I upgraded to an Mk9 dual extruder, and it came with thermocouples installed instead of the thermistors I had before.
No matter what I did with the thermocouples, the indicated temperature jumped around by as much as 30C or more. In short, after several weeks of fiddling I never got the thermocouples to work well, and replaced them with thermistors, which have been fine.
So my question is: what is required to get thermocouples to give reliable, consistent, accurate readings? Are they just incredibly touchy?
Some things I tried include:
Of course, one must add circuitry (typically a thermocouple amplifier board such as http://wiki.ultimaker.com/Thermocouple_Sensor_Board_v1), to convert the tiny voltage differences to larger differences usable with Arduino or similar analog inputs.
Place those boards close to the thermocouples, but far enough that they are at pretty stable temperature themselves.
Have absolutely no wire extensions of splices, changes of wire types (material), etc.

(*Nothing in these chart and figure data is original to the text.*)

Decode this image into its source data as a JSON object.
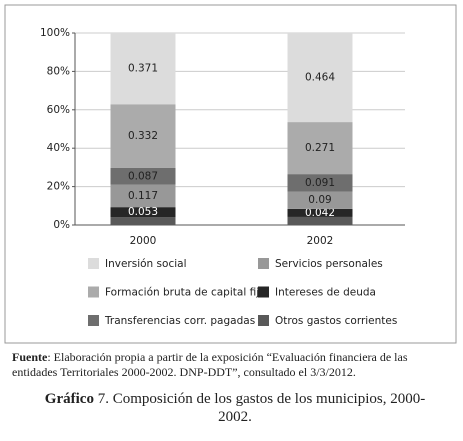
{
  "chart_data": {
    "type": "stacked_bar",
    "categories": [
      "2000",
      "2002"
    ],
    "ylim": [
      0,
      100
    ],
    "yticks": [
      {
        "value": 0,
        "label": "0%"
      },
      {
        "value": 20,
        "label": "20%"
      },
      {
        "value": 40,
        "label": "40%"
      },
      {
        "value": 60,
        "label": "60%"
      },
      {
        "value": 80,
        "label": "80%"
      },
      {
        "value": 100,
        "label": "100%"
      }
    ],
    "grid": true,
    "series": [
      {
        "name": "Inversión social",
        "color": "#dcdcdc",
        "values": [
          37.1,
          46.4
        ],
        "value_labels": [
          "0.371",
          "0.464"
        ]
      },
      {
        "name": "Servicios personales",
        "color": "#989898",
        "values": [
          11.7,
          9.0
        ],
        "value_labels": [
          "0.117",
          "0.09"
        ]
      },
      {
        "name": "Formación bruta de capital fijo",
        "color": "#ababab",
        "values": [
          33.2,
          27.1
        ],
        "value_labels": [
          "0.332",
          "0.271"
        ]
      },
      {
        "name": "Intereses de deuda",
        "color": "#262626",
        "values": [
          5.3,
          4.2
        ],
        "value_labels": [
          "0.053",
          "0.042"
        ]
      },
      {
        "name": "Transferencias corr. pagadas",
        "color": "#6e6e6e",
        "values": [
          8.7,
          9.1
        ],
        "value_labels": [
          "0.087",
          "0.091"
        ]
      },
      {
        "name": "Otros gastos corrientes",
        "color": "#595959",
        "values": [
          4.0,
          4.2
        ]
      }
    ]
  },
  "caption": {
    "source_label": "Fuente",
    "source_text": ": Elaboración propia a partir de la exposición “Evaluación financiera de las entidades Territoriales 2000-2002. DNP-DDT”, consultado el 3/3/2012.",
    "figure_label": "Gráfico",
    "figure_text": " 7. Composición de los gastos de los municipios, 2000-2002."
  }
}
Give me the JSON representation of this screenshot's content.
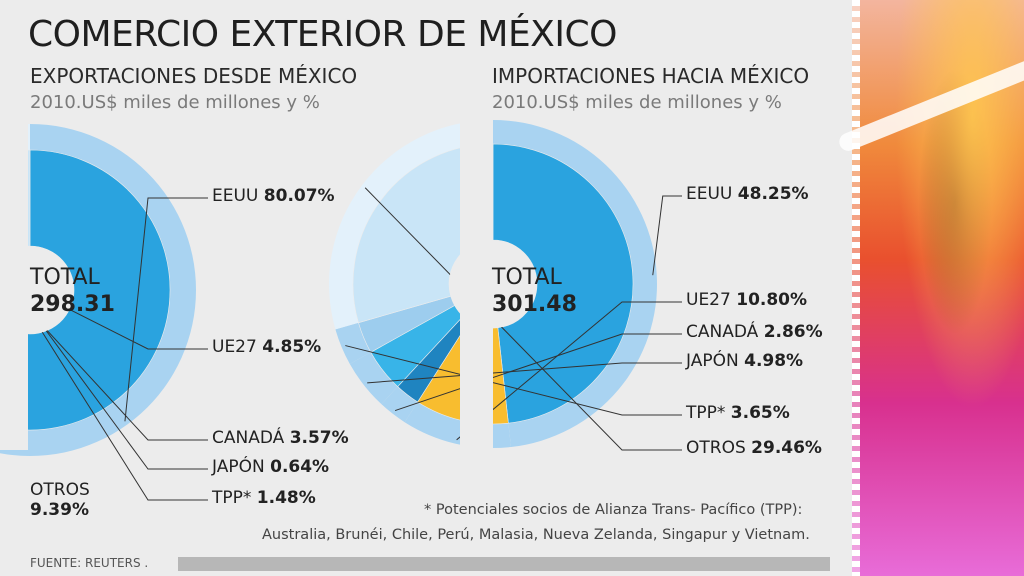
{
  "title": "COMERCIO EXTERIOR DE MÉXICO",
  "source": "FUENTE: REUTERS .",
  "footnote": {
    "line1": "* Potenciales socios de Alianza Trans- Pacífico (TPP):",
    "line2": "Australia, Brunéi, Chile, Perú, Malasia, Nueva Zelanda, Singapur y Vietnam."
  },
  "colors": {
    "EEUU": "#2aa3df",
    "UE27": "#f8bd2f",
    "CANADÁ": "#1f84c0",
    "JAPÓN": "#38b4e8",
    "TPP": "#9dcdee",
    "OTROS": "#c9e5f7",
    "ring": "#a9d3f1"
  },
  "chart_data": [
    {
      "type": "pie",
      "title": "EXPORTACIONES DESDE MÉXICO",
      "subtitle": "2010.US$ miles de millones y %",
      "total_label": "TOTAL",
      "total_value": "298.31",
      "slices": [
        {
          "name": "EEUU",
          "value": 80.07,
          "value_text": "80.07%"
        },
        {
          "name": "UE27",
          "value": 4.85,
          "value_text": "4.85%"
        },
        {
          "name": "CANADÁ",
          "value": 3.57,
          "value_text": "3.57%"
        },
        {
          "name": "JAPÓN",
          "value": 0.64,
          "value_text": "0.64%"
        },
        {
          "name": "TPP*",
          "value": 1.48,
          "value_text": "1.48%"
        },
        {
          "name": "OTROS",
          "value": 9.39,
          "value_text": "9.39%"
        }
      ]
    },
    {
      "type": "pie",
      "title": "IMPORTACIONES HACIA MÉXICO",
      "subtitle": "2010.US$ miles de millones y %",
      "total_label": "TOTAL",
      "total_value": "301.48",
      "slices": [
        {
          "name": "EEUU",
          "value": 48.25,
          "value_text": "48.25%"
        },
        {
          "name": "UE27",
          "value": 10.8,
          "value_text": "10.80%"
        },
        {
          "name": "CANADÁ",
          "value": 2.86,
          "value_text": "2.86%"
        },
        {
          "name": "JAPÓN",
          "value": 4.98,
          "value_text": "4.98%"
        },
        {
          "name": "TPP*",
          "value": 3.65,
          "value_text": "3.65%"
        },
        {
          "name": "OTROS",
          "value": 29.46,
          "value_text": "29.46%"
        }
      ]
    }
  ]
}
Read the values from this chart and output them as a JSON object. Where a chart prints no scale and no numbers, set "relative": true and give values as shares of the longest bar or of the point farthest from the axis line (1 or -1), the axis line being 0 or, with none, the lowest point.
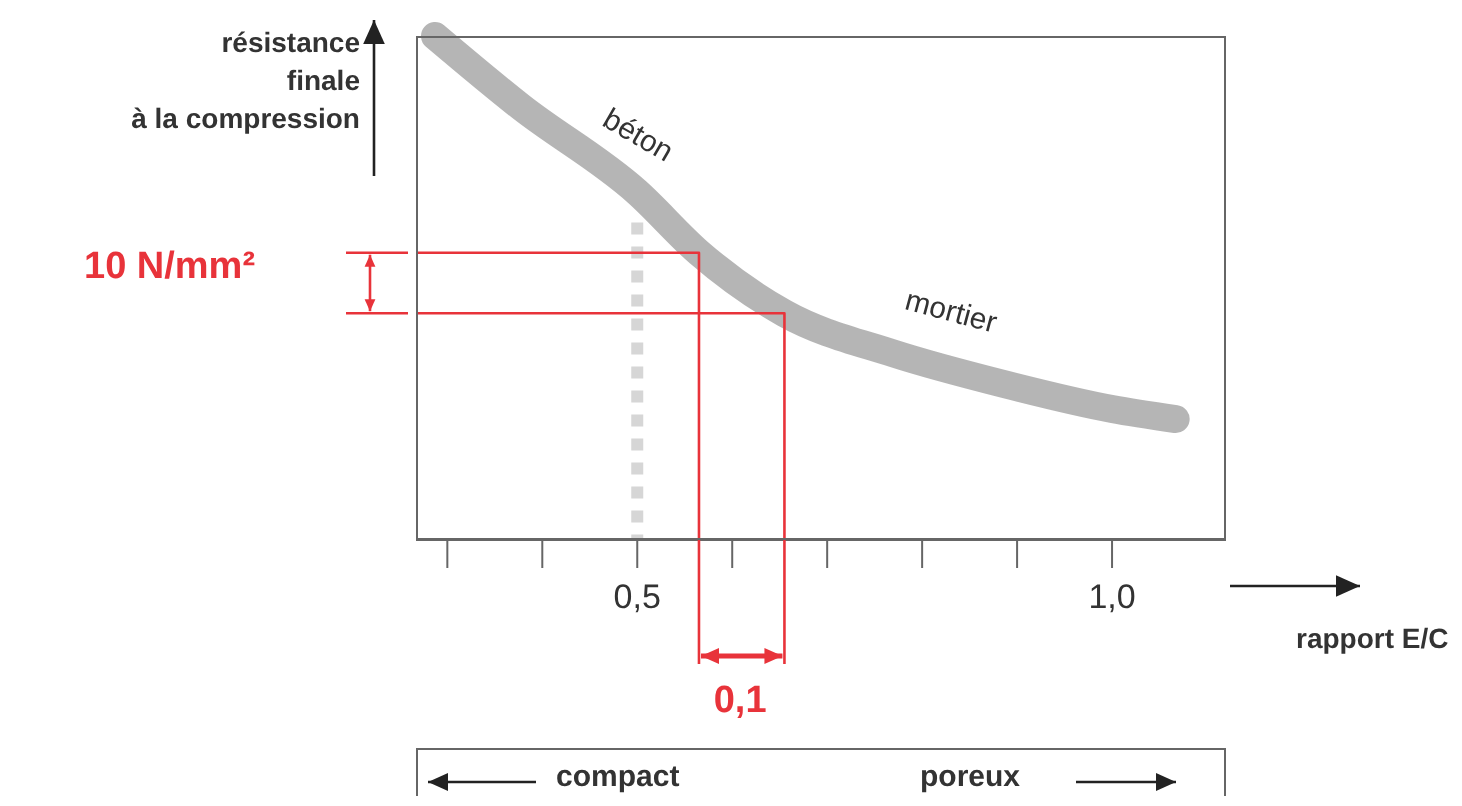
{
  "chart_data": {
    "type": "line",
    "relative": true,
    "xlabel": "rapport E/C",
    "ylabel": "résistance\nfinale\nà la compression",
    "xlim": [
      0.267,
      1.12
    ],
    "xticks": [
      {
        "value": 0.3,
        "label": null
      },
      {
        "value": 0.4,
        "label": null
      },
      {
        "value": 0.5,
        "label": "0,5"
      },
      {
        "value": 0.6,
        "label": null
      },
      {
        "value": 0.7,
        "label": null
      },
      {
        "value": 0.8,
        "label": null
      },
      {
        "value": 0.9,
        "label": null
      },
      {
        "value": 1.0,
        "label": "1,0"
      }
    ],
    "marker": "none",
    "series": [
      {
        "color": "#a8a8a8",
        "x": [
          0.287,
          0.377,
          0.5,
          0.565,
          0.655,
          0.77,
          0.885,
          1.0,
          1.067
        ],
        "values": [
          1,
          0.86,
          0.69,
          0.57,
          0.45,
          0.37,
          0.31,
          0.26,
          0.24
        ]
      },
      {
        "color": "#d6d6d6",
        "line_style": "dotted",
        "x": [
          0.5,
          0.5
        ],
        "values": [
          0.63,
          0
        ]
      },
      {
        "color": "#e8333a",
        "x": [
          0.267,
          0.565,
          0.565
        ],
        "values": [
          0.57,
          0.57,
          0
        ]
      },
      {
        "color": "#e8333a",
        "x": [
          0.267,
          0.655,
          0.655
        ],
        "values": [
          0.45,
          0.45,
          0
        ]
      }
    ],
    "annotations": [
      "béton",
      "mortier",
      "10 N/mm²",
      "0,1",
      "compact",
      "poreux"
    ]
  }
}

Avoid doing repeated measurements too fast.
I replaced a thermocouple board with 5V through a potentiometer to the analog input pin, to rule out problems in the Arduino, pin configurations, or software, and got stable readings.

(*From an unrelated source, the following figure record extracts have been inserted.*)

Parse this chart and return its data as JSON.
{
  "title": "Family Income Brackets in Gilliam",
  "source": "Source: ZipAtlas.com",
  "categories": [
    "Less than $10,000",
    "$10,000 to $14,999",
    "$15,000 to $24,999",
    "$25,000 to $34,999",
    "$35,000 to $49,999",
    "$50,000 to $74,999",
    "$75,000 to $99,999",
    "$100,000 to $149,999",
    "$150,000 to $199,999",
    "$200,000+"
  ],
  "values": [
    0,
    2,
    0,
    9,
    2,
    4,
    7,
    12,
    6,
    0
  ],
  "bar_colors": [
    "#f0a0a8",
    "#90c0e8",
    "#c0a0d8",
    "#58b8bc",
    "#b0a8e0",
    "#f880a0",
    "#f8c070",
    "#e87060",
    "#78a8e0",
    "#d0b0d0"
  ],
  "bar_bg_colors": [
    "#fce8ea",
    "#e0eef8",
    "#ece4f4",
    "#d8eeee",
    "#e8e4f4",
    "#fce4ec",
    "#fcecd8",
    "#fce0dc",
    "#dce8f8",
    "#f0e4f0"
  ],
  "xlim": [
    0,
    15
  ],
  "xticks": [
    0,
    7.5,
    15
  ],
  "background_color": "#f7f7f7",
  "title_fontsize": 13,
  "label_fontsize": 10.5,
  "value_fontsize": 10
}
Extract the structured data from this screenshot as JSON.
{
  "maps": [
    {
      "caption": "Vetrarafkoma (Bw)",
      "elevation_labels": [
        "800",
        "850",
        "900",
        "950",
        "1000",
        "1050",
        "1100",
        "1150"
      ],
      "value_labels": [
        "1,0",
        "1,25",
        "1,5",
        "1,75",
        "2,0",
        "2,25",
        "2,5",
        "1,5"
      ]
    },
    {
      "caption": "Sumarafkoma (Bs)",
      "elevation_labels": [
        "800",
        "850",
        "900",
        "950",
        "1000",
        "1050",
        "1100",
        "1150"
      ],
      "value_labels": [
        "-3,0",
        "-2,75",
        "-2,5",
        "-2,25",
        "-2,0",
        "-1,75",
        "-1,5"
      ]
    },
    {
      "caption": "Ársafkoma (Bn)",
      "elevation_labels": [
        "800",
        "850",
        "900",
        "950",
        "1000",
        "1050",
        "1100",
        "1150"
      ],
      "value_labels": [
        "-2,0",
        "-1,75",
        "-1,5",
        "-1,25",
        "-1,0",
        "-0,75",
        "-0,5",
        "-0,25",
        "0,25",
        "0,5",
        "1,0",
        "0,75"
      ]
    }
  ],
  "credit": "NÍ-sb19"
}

I checked for shorts-to-ground from the heater block, both sides of the thermocouples, the heater itself, etc. None found.
The thermocouple wires are surrounded by a braided shield (not common or shorted to either thermocouple wire); I tried grounding that at either end and at both ends, to the heat block, the printer frame, the power-supply ground, and the RAMPS board ground. These had various effects (sometimes large), but I couldn't find any configuration that made the readings stable (much less accurate!).
Anything I'm missing?
It sound like you just have a defective thermocouple. But, I just did a google search for "Why are thermocouples inaccurate" and found this article on identifying bad thermocouples and preventative maintenance. I never thought of a lot of the tips in the article, but I haven't had such drastic temperature errors either.